In the neutron activation calculation, the inherent uncertainty of the input nuclear data will cause a certain impact on the calculation results. The uncertainty of the calculation results plays an important role in the source term analysis and radiation shielding design of nuclear facilities.

This study aims to analyze the uncertainty of neutron activation calculation based on direct derivative method.

Firstly, the direct derivation method and Gear algorithm for uncertainty analysis were investigated, and the activation coefficient matrix and sensitivity coefficient matrix were constructed. Then, the Gear algorithm was employed to solve the activation equation and sensitivity equation simultaneously, and the sensitivity coefficient of nuclide inventory to nuclear data was obtained. The relative uncertainty of nuclide inventory was obtained by combining the relative uncertainty of nuclear data. Finally, This method was integrated into the neutron activation program ABURN, and typical examples was selected to test and verify its performance.

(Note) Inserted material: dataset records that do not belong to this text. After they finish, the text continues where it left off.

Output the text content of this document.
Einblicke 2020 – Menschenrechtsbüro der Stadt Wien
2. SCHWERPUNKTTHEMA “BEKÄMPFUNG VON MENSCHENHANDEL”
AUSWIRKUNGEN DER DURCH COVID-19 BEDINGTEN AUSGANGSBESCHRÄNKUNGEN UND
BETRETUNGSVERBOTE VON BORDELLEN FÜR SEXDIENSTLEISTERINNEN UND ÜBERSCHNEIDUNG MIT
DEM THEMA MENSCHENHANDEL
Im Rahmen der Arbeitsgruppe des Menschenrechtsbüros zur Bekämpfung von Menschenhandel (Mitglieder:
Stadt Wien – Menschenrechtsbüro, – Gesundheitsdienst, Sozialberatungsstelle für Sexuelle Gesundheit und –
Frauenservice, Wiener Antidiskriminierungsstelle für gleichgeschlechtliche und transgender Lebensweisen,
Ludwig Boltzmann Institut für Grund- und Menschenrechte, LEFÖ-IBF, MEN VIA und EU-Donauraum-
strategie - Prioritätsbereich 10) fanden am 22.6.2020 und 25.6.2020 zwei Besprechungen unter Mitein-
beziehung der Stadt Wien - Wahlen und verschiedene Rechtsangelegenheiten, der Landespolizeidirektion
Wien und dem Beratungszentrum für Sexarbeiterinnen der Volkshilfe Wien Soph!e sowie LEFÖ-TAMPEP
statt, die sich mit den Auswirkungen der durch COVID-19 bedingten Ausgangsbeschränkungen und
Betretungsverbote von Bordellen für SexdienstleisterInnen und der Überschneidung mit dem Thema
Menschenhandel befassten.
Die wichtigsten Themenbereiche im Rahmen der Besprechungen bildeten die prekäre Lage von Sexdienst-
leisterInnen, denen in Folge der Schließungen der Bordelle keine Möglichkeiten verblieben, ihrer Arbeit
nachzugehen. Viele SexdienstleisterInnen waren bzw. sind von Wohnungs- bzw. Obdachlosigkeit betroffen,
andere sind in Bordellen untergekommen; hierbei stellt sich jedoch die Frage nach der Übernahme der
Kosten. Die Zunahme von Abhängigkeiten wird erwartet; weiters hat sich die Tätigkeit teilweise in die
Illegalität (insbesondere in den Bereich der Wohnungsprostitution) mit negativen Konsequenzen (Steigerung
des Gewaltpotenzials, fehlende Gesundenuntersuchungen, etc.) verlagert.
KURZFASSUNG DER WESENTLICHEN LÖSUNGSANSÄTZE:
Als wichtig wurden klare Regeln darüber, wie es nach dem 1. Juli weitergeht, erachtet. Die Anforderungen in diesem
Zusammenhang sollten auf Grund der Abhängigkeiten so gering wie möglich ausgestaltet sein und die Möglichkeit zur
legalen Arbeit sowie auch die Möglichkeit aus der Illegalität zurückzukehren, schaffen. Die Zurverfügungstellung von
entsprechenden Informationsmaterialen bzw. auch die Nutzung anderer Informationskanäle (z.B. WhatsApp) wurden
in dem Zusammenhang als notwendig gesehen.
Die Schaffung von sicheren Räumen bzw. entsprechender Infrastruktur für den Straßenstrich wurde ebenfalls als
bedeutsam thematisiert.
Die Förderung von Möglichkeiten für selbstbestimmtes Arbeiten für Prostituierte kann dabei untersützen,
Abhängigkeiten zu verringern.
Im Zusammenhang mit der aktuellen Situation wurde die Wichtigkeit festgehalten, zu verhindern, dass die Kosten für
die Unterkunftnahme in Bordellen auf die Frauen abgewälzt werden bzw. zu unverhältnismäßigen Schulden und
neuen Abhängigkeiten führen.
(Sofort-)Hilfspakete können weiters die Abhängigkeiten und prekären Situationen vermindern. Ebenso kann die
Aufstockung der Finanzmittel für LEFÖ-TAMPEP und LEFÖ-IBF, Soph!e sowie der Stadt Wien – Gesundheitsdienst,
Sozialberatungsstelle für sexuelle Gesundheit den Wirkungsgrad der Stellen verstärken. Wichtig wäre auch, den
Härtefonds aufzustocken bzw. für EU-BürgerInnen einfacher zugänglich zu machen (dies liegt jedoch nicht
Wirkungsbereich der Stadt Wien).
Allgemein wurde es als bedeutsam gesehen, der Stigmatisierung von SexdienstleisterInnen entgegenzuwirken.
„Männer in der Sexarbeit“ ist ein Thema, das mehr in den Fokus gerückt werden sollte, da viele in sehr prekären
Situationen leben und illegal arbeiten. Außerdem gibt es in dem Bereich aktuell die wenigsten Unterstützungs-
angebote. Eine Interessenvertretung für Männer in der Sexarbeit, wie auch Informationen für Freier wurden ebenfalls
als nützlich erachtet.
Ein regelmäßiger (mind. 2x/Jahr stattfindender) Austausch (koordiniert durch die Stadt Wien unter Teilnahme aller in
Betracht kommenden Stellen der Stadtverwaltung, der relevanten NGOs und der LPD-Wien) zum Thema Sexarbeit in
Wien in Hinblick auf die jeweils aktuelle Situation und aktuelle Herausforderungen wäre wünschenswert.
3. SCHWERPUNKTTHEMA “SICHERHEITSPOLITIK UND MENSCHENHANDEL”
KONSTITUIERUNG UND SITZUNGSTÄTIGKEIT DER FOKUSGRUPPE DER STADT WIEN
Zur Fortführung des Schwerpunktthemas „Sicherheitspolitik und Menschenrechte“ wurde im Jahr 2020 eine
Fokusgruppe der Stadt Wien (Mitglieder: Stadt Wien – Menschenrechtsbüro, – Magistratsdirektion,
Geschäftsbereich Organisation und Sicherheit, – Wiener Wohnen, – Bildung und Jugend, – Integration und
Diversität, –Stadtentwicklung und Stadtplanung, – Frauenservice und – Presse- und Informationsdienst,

The calculation results of the nuclide inventory and its sensitivity coefficient and relative uncertainty by the ABURN program have little deviation from the analytical solution and the numerical solution of the European activation program FISPACT, most of the deviations do not exceed 0.2%, and the maximum deviation does not exceed 1%.

Verification results show that the method and procedure developed in this paper have the ability to analyze the sensitivity and uncertainty of nuclide inventory with high precision, and can provide tools and data support for the radiation protection of nuclear facilities and the source term analysis.